When we got home, Granny would have to help Pawpaw on the farm. She hated those cows. She didn't even want to have cows, but one day when Granny asked Pawpaw to go buy a new couch to replace the one with a broken leg, he bought a cow instead of a couch. That was the beginning of the Foust Charolais farm.
I tagged along on the farm helping Granny and Pawpaw. We would feed the cows and check the fences. Pawpaw taught me how to call the cows in to come get their feed. He would always whistle and yell, "Hey, babiiiies." And sometimes he'd holler, "New grass, come on babiiiies."
One afternoon the three of us were feeding the cows. Pawpaw was on his tractor and Granny and I were waiting to close the fence behind him. There was a cow in the pasture, No. 20, with a newborn calf. She didn't like it when people came close to her baby, so she came running after Granny and me. We ran as fast as we could, all while Pawpaw just sat on his tractor, watching Granny drag me behind her.
I always thought the bad cows were descendents of No. 20, or that they were No. 20 coming back to haunt me. I'm thankful for that cow though; she influenced my love of writing, being the focus of the first book I wrote in first grade. Granny laminated and bound that book for me in the library and I entered it into the Young Authors' Conference.

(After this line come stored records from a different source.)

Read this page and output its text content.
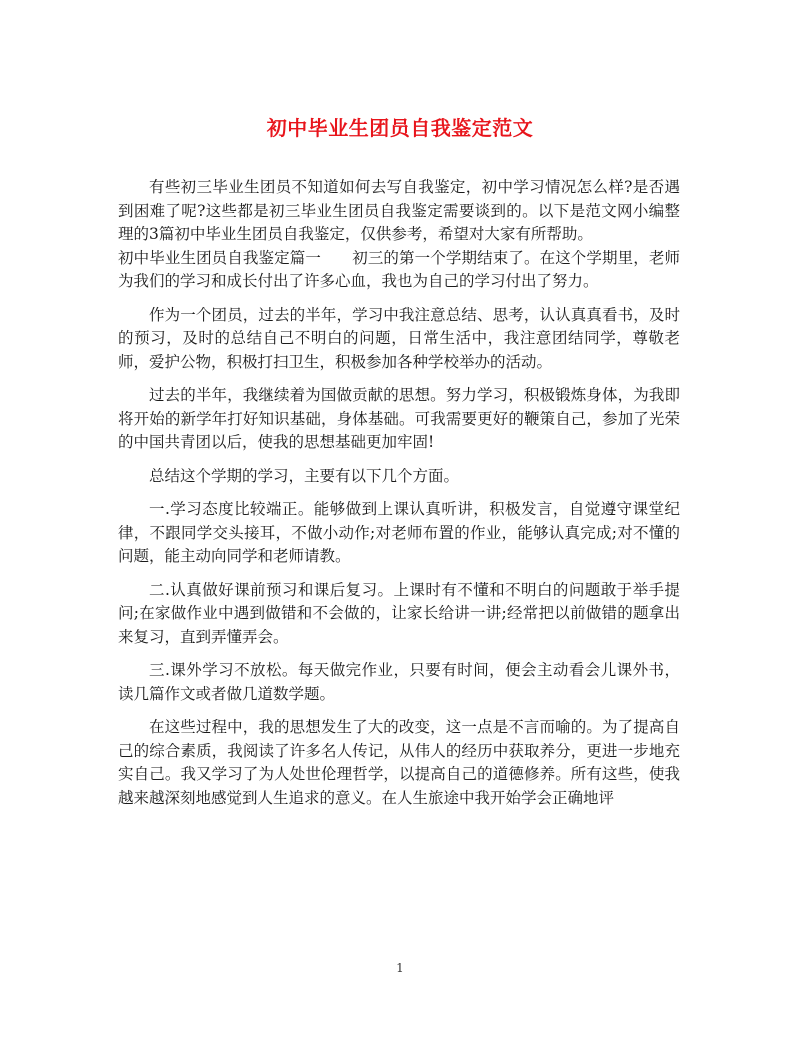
初中毕业生团员自我鉴定范文

有些初三毕业生团员不知道如何去写自我鉴定，初中学习情况怎么样?是否遇到困难了呢?这些都是初三毕业生团员自我鉴定需要谈到的。以下是范文网小编整理的3篇初中毕业生团员自我鉴定，仅供参考，希望对大家有所帮助。

初中毕业生团员自我鉴定篇一　　初三的第一个学期结束了。在这个学期里，老师为我们的学习和成长付出了许多心血，我也为自己的学习付出了努力。

作为一个团员，过去的半年，学习中我注意总结、思考，认认真真看书，及时的预习，及时的总结自己不明白的问题，日常生活中，我注意团结同学，尊敬老师，爱护公物，积极打扫卫生，积极参加各种学校举办的活动。

过去的半年，我继续着为国做贡献的思想。努力学习，积极锻炼身体，为我即将开始的新学年打好知识基础，身体基础。可我需要更好的鞭策自己，参加了光荣的中国共青团以后，使我的思想基础更加牢固!

总结这个学期的学习，主要有以下几个方面。

一.学习态度比较端正。能够做到上课认真听讲，积极发言，自觉遵守课堂纪律，不跟同学交头接耳，不做小动作;对老师布置的作业，能够认真完成;对不懂的问题，能主动向同学和老师请教。

二.认真做好课前预习和课后复习。上课时有不懂和不明白的问题敢于举手提问;在家做作业中遇到做错和不会做的，让家长给讲一讲;经常把以前做错的题拿出来复习，直到弄懂弄会。

三.课外学习不放松。每天做完作业，只要有时间，便会主动看会儿课外书，读几篇作文或者做几道数学题。

在这些过程中，我的思想发生了大的改变，这一点是不言而喻的。为了提高自己的综合素质，我阅读了许多名人传记，从伟人的经历中获取养分，更进一步地充实自己。我又学习了为人处世伦理哲学，以提高自己的道德修养。所有这些，使我越来越深刻地感觉到人生追求的意义。在人生旅途中我开始学会正确地评

1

Thursdays, or Town Days as Granny calls them, were always fun. Granny and I would get up early and go to town to buy groceries and, Granny's favorite thing to do, go to yard sales. This is the only day Granny would go to town. She found so many things at those yard sales. She always bought me clip-on earrings that I would wear when I played dress up, and because I was too chicken to get my ears pierced. We would go to some yard sales that Granny had seen advertised in the newspaper that turned out to be duds. I remember her always saying, "well, fiddle!" when the sale was a flop.
The things she bought at the yard sales ended up in her "junk room," a whole room filled with all things imaginable. She's accumulated so much stuff that the room is filled from floor to ceiling. I sometimes go in there with a stepping stool and rummage through her junk room, but she doesn't like for anyone else to go in unless they've been around for a while. The things that fill the room may appear to be junk to some people, but Granny won't get rid of anything in there. The other day, a man asked if she had an old wooden card catalog from the library. Of course she did. He asked if he could buy it and was willing to pay $400. She wouldn't sell it. That junk is Granny's treasure.

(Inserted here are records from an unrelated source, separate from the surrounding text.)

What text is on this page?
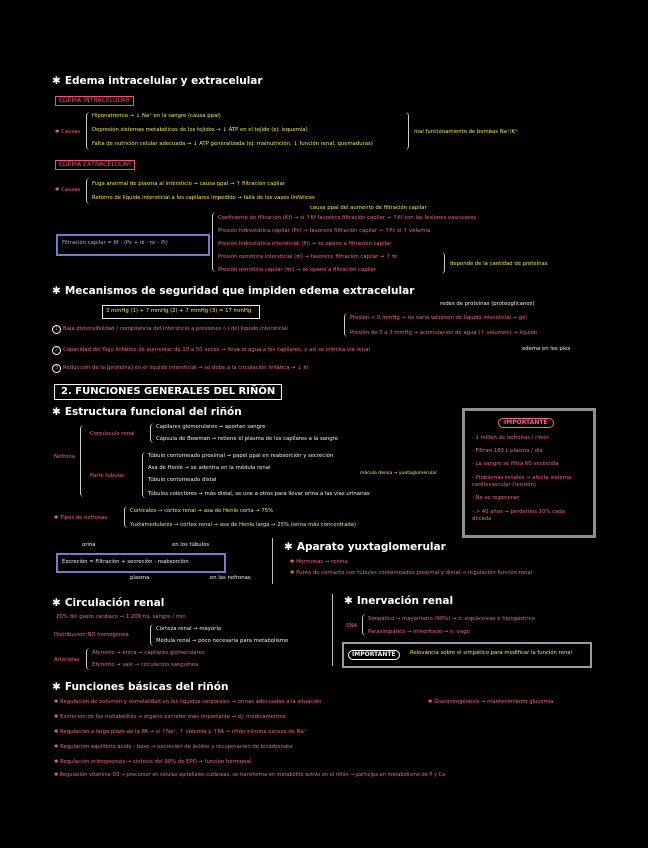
✱ Edema intracelular y extracelular
EDEMA INTRACELULAR
✱ Causas
Hiponatremia → ↓ Na⁺ en la sangre (causa ppal)
Depresión sistemas metabólicos de los tejidos → ↓ ATP en el tejido (ej: isquemia)
Falta de nutrición celular adecuada → ↓ ATP generalizada (ej: malnutrición, ↓ función renal, quemaduras)
mal funcionamiento de bombas Na⁺/K⁺
EDEMA EXTRACELULAR
✱ Causas
Fuga anormal de plasma al intersticio → causa ppal → ↑ filtración capilar
Retorno de líquido intersticial a los capilares impedido → falla de los vasos linfáticos
Filtración capilar = Kf · (Pc + πi - πc - Pi)
causa ppal del aumento de filtración capilar
Coeficiente de filtración (Kf) → si ↑Kf favorece filtración capilar → ↑Kf con las lesiones vasculares
Presión hidrostática capilar (Pc) → favorece filtración capilar → ↑Pc si ↑ volemia
Presión hidrostática intersticial (Pi) → se opone a filtración capilar
Presión osmótica intersticial (πi) → favorece filtración capilar → ↑ πi
Presión osmótica capilar (πc) → se opone a filtración capilar
depende de la cantidad de proteínas
✱ Mecanismos de seguridad que impiden edema extracelular
redes de proteínas (proteoglicanos)
3 mmHg (1) + 7 mmHg (2) + 7 mmHg (3) = 17 mmHg
1 Baja distensibilidad / compliancia del intersticio a presiones (-) del líquido intersticial
Presión < 0 mmHg → no varía volumen de líquido intersticial → gel
Presión de 0 a 3 mmHg → acumulación de agua (↑ volumen) → líquido
edema en los pies
2 Capacidad del flujo linfático de aumentar de 10 a 50 veces → lleva el agua a los capilares, y así se elimina vía renal
3 Reducción de la [proteína] en el líquido intersticial → se debe a la circulación linfática → ↓ πi
2. FUNCIONES GENERALES DEL RIÑÓN
✱ Estructura funcional del riñón
Nefrona
Corpúsculo renal
Capilares glomerulares → aportan sangre
Cápsula de Bowman → retiene el plasma de los capilares a la sangre
Parte tubular
Túbulo contorneado proximal → papel ppal en reabsorción y secreción
Asa de Henle → se adentra en la médula renal
Túbulo contorneado distal
Túbulos colectores → más distal, se une a otros para llevar orina a las vías urinarias
mácula densa → yuxtaglomerular
✱ Tipos de nefronas
Corticales → córtex renal → asa de Henle corta → 75%
Yuxtamedulares → córtex renal → asa de Henle larga → 25% (orina más concentrada)
IMPORTANTE
- 1 millón de nefronas / riñón
- Filtran 180 L plasma / día
- La sangre se filtra 60 veces/día
- Problemas renales → afecta sistema cardiovascular (tensión)
- No se regeneran
- > 40 años → perdemos 10% cada década
orina	en los túbulos
Excreción = Filtración + secreción - reabsorción
plasma	en las nefronas
✱ Aparato yuxtaglomerular
✱ Hormonas → renina
✱ Punto de contacto con túbulos contorneados proximal y distal → regulación función renal
✱ Circulación renal
20% del gasto cardíaco → 1.200 mL sangre / min
Distribución NO homogénea
Corteza renal → mayoría
Médula renal → poco necesaria para metabolismo
Arteriolas
Aferente → entra → capilares glomerulares
Eferente → sale → circulación sanguínea
✱ Inervación renal
SNA
Simpático → mayoritario (90%) → n. esplácnicos e hipogástrico
Parasimpático → minoritario → n. vago
IMPORTANTE	Relevancia sobre el simpático para modificar la función renal
✱ Funciones básicas del riñón
✱ Regulación de volumen y osmolalidad en los líquidos corporales → orinas adecuadas a la situación	✱ Gluconeogénesis → mantenimiento glucemia
✱ Excreción de los metabolitos → órgano excretor más importante → ej: medicamentos
✱ Regulación a largo plazo de la PA → si ↑Na⁺, ↑ volemia y ↑PA → riñón elimina exceso de Na⁺
✱ Regulación equilibrio ácido - base → excreción de ácidos y recuperación de bicarbonato
✱ Regulación eritropoyesis → síntesis del 90% de EPO → función hormonal
✱ Regulación vitamina D3 → precursor en células epiteliales cutáneas, se transforma en metabolito activo en el riñón → participa en metabolismo de P y Ca
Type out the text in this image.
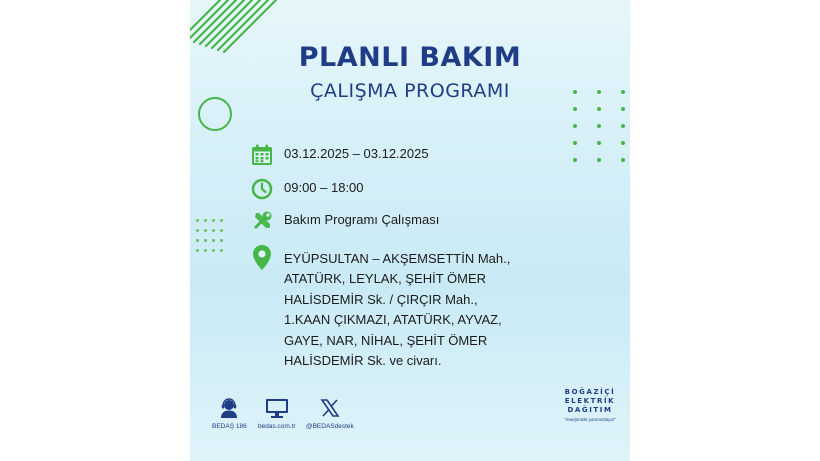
PLANLI BAKIM
ÇALIŞMA PROGRAMI
03.12.2025 – 03.12.2025
09:00 – 18:00
Bakım Programı Çalışması
EYÜPSULTAN – AKŞEMSETTİN Mah.,
ATATÜRK, LEYLAK, ŞEHİT ÖMER
HALİSDEMİR Sk. / ÇIRÇIR Mah.,
1.KAAN ÇIKMAZI, ATATÜRK, AYVAZ,
GAYE, NAR, NİHAL, ŞEHİT ÖMER
HALİSDEMİR Sk. ve civarı.
BEDAŞ 186 bedas.com.tr @BEDASdestek
BOĞAZİÇİ
ELEKTRİK
DAĞITIM
"enerjimizle yanınızdayız"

I probably learned how to be a pack rat from Granny too. She taught me to use everything and to cherish the small things.
One other thing I learned from Granny was the Star Spangled Banner. On our rides home from school Granny would teach me the words and I would sing them, learning one line at a time. Granny just knew that I would sing it at school one day because I always admired the older girls who sang it at football games. I did sing it, and it was at the Homecoming game of my senior year of high school. Granny listened as I sang over the loud speaker of the stadium.
She also made me brave enough to pull my own teeth. I would let my loose teeth dangle until they basically fell out, but Granny taught me to take a paper towel, fold it up, put it around my tooth, twist it slightly and pull. Her method never failed. The paper towel was thick enough that I couldn't even feel the tooth and it came right out. From then on, I pulled my teeth as soon as they felt loose, and sometimes I would wiggle teeth to make them loose just so I could pull them.
So many of my memories are from spending time with my dear granny. I am thankful for her and have learned so much from just listening to her talk about the past. I encourage everyone to just sit down with his or her grandparents this Thanksgiving and ask questions. It is the most rewarding experience and best way to form new memories to tell in years to come.